A vicious cycle between the disease can see one lead to another without the person even realizing it's happening
November 20, 2020 Updated: November 20, 2020

Diabetes, kidney disease, and high blood pressure are a triple threat to many American’s who may be unaware. For those diagnosed with one of these health problems, it is crucial to understand the association between all three to reduce their risk of developing a second one of these conditions.

This interplay of conditions usually begins with diabetes, which can affect small blood vessels. This can then result in hypertension, and that can result in kidney disease. “It is essentially a vicious circle,” says Dr. Vivek Bhalla, past chair of the American Heart Association’s Kidney in Cardiovascular Disease Council.

The cycle begins with diabetes, causing kidneys to become less efficient at filtering blood and stiffening blood vessels. This leads to high blood pressure. High blood pressure accelerates kidney disease, which is similar to throwing kerosene on a fire. High blood pressure worsens and leads to many heart-related problems.

According to the Centers for Disease Control and Prevention (CDC), it is estimated that 37 percent of adults in the United States who have been diagnosed with diabetes also have chronic kidney disease. The National Kidney Foundation also estimates up to 40 percent of people with Type 2 diabetes eventually will develop kidney failure.

Unfortunately, for many people, this cycle can go on without them even knowing. Most people with Type 2 diabetes don’t receive a diagnosis for about five years into having the disease. High blood pressure is widely known as the “silent killer,” and kidney disease has no symptoms until it is almost end-stage.

New Generation of Drugs

Research has shown that one way to stop this vicious cycle is through a new generation of diabetes drugs. One type known as SGLT2 inhibitors works by preventing blood sugar from being absorbed by the kidneys. Another type called GLP-1 receptor agonists mimics a hormone that helps the pancreas produce insulin. They both promote and support healthy blood glucose levels.
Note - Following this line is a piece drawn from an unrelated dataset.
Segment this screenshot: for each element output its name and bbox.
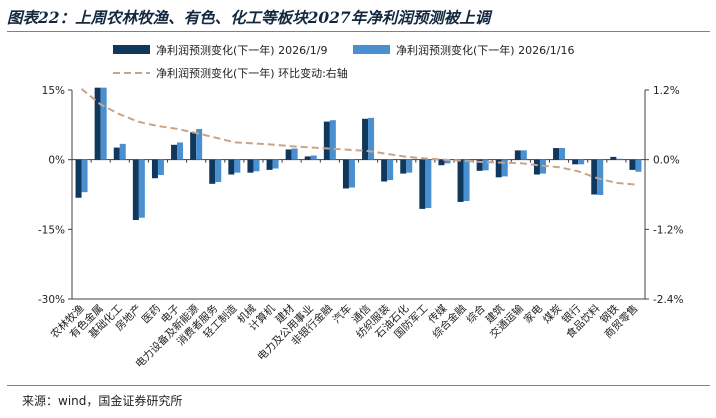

These drugs are “game-changing therapies,” said Dr. Janani Rangaswami, writer for AHA scientific statement on the drugs. Not only do the medicines dramatically cut deaths from kidney disease, but studies also show they can reduce rates of heart failure, stroke, and death from cardiovascular causes. Multiple trials looking at patients with varying risk profiles have shown these benefits pretty consistently.”

Of course, no drug is without potential side effects.

Health care professionals agree that many people can reduce the risk of disease by living a healthy lifestyle. A healthy diet is the best way to reduce the risk of diabetes. This is also a good way to reduce high blood pressure and prevent kidney disease. It is not easy to achieve, but it is possible, and it just may be the key to preventing all three conditions—diabetes, high blood pressure, and kidney disease.